Board and staff comment
Russell Fruits: What is ranger rotation?
Chris: 7 a.m. to 2 a.m. on a Saturday night at Carter, four rangers on duty until 2 a.m. South Shore restrooms are cleaned twice daily.
Dan: if a camper lets staff know of a problem, it is part of everyone’s job to clean up.
Gary: What are a camper’s options?
Dan: Contact a camphost, flag down a ranger, contact ANS or other staff (entrance stations), call department phone numbers. Another option could be to freely give out the non-emergency number of the Sheriff’s Office who can contact the on-duty rangers. Dan didn’t have the option to make it right.
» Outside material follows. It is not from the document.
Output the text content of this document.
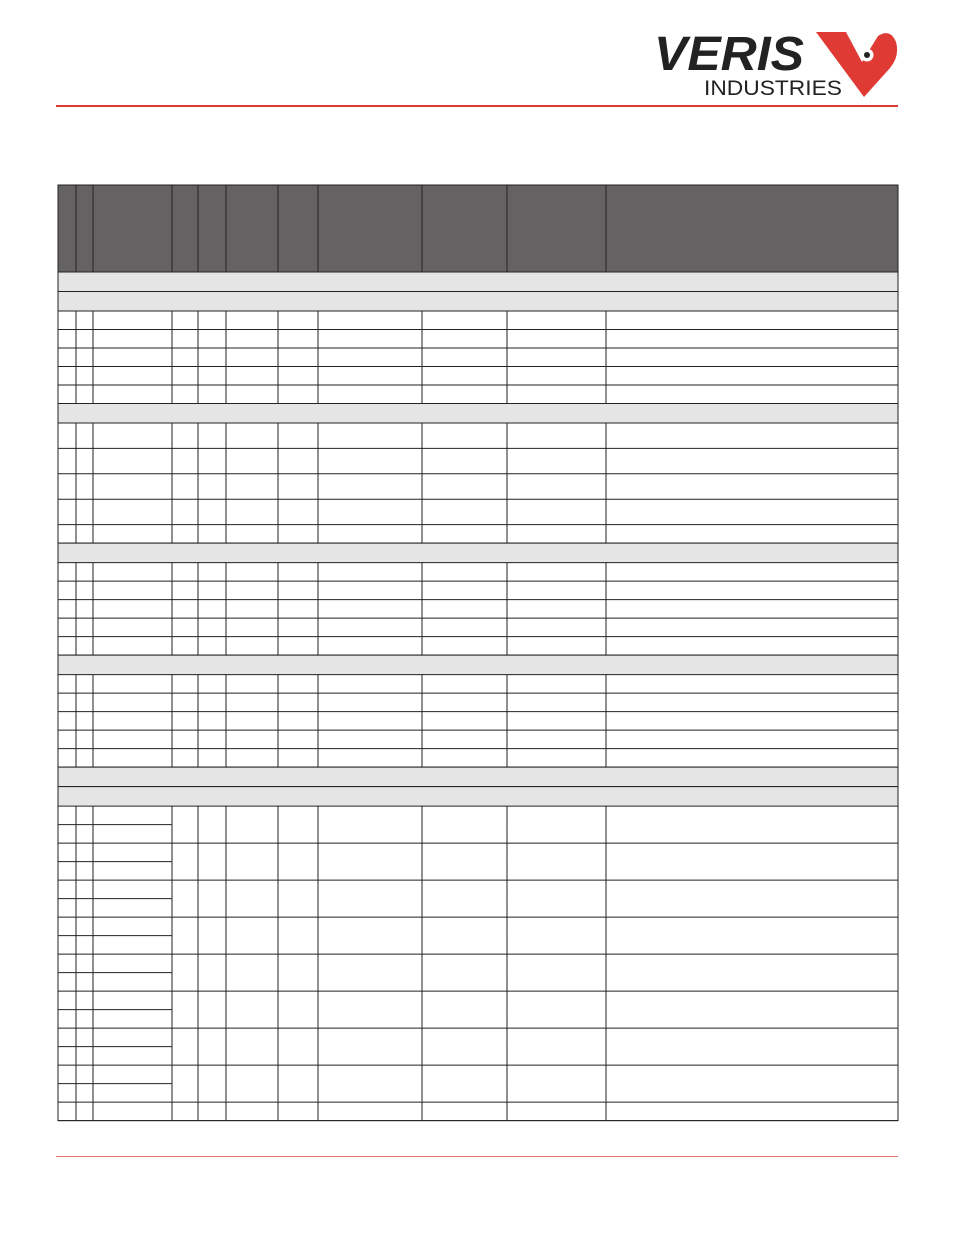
VERIS
INDUSTRIES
Linda: A concern was the partying.
Glen: Is it clear to a camper what to do after 2 a.m.?
Chris: The non-emergency number is posted on the kiosk.
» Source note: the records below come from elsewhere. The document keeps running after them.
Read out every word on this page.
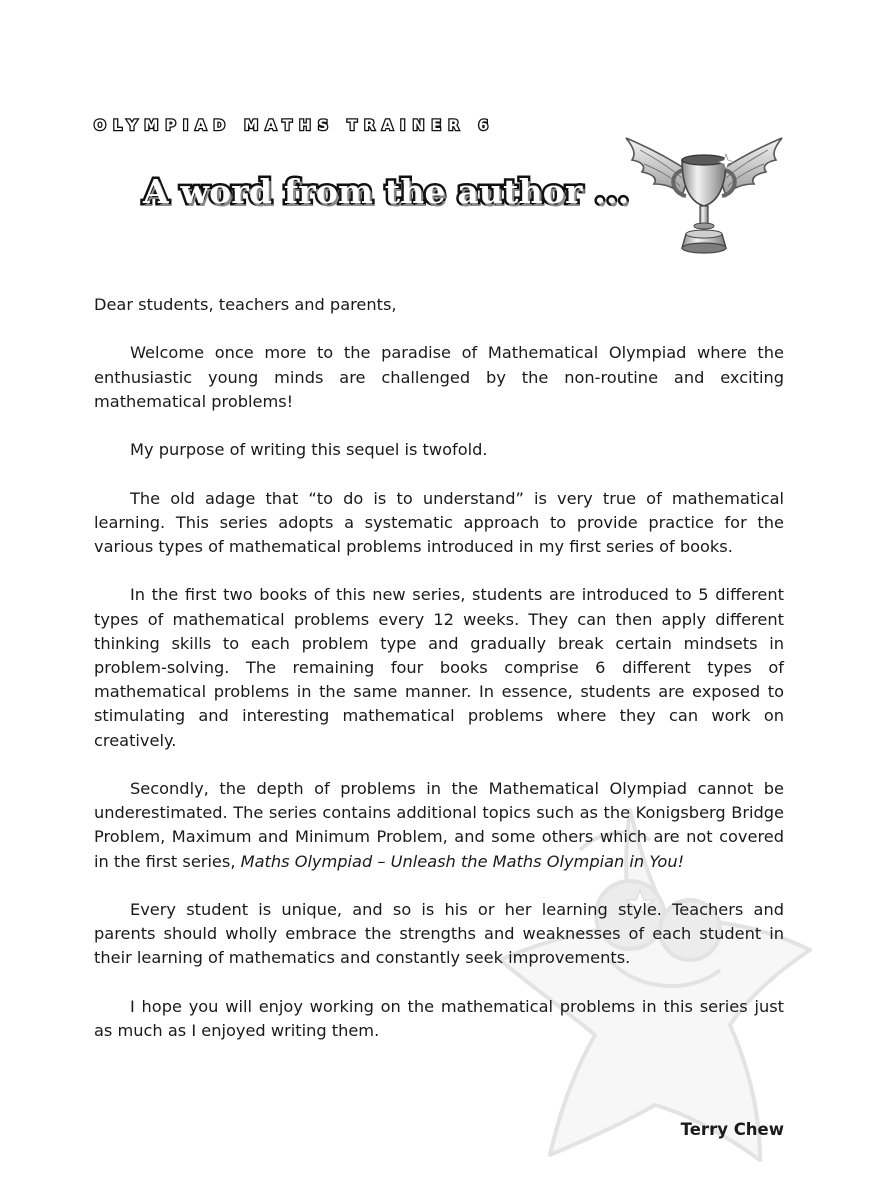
OLYMPIAD MATHS TRAINER 6
A word from the author ...

Dear students, teachers and parents,

Welcome once more to the paradise of Mathematical Olympiad where the enthusiastic young minds are challenged by the non-routine and exciting mathematical problems!

My purpose of writing this sequel is twofold.

The old adage that “to do is to understand” is very true of mathematical learning. This series adopts a systematic approach to provide practice for the various types of mathematical problems introduced in my first series of books.

In the first two books of this new series, students are introduced to 5 different types of mathematical problems every 12 weeks. They can then apply different thinking skills to each problem type and gradually break certain mindsets in problem-solving. The remaining four books comprise 6 different types of mathematical problems in the same manner. In essence, students are exposed to stimulating and interesting mathematical problems where they can work on creatively.

Secondly, the depth of problems in the Mathematical Olympiad cannot be underestimated. The series contains additional topics such as the Konigsberg Bridge Problem, Maximum and Minimum Problem, and some others which are not covered in the first series, Maths Olympiad – Unleash the Maths Olympian in You!

Every student is unique, and so is his or her learning style. Teachers and parents should wholly embrace the strengths and weaknesses of each student in their learning of mathematics and constantly seek improvements.

I hope you will enjoy working on the mathematical problems in this series just as much as I enjoyed writing them.

Terry Chew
Ron: Can campers check in at any time?
Chris: Ninety-nine percent of campers are here by 8
or 9 p.m. Rangers will help people set up if they are coming in too late.
Dan: Rangers enforce quiet hours upon complaint, or if the noise is heard for far distances.
Horsetooth had statistic anomalies
with water testing due to the high water. It is clean and safe.
Dan attended a two-day, “functional
operations” for dam failures course with Bureau of Reclamation and 25-30
We are hiring for two positions:
Ranger for Open Spaces; Campground Reservations and Visitor Services
· Dan is researching “iron rangers” for automated paying of self-service permits in the field. These machines accept credit cards. They are expensive, but the current system is labor intensive and expensive in staffing. One iron ranger: $12,000 initial purchase & $2,000 subscription fee. A pilot project will be conducted at Horsetooth Mountain Open Space.
DIRECTOR’S REPORT – Gary Buffington
· Big Thompson Canyon properties: Commissioners approved the Bartell parcel sale, the first sale in the project to a previous owner. Twenty six out of 60 parcels have been sold to date.
The meeting was adjourned at 7:52 p.m.
Russell Fruits, Chair
Next regular meeting: September 13, 2011, in the Boyd Lake Room at the Courthouse Offices Building, 200 W. Oak St., Fort Collins, Colorado.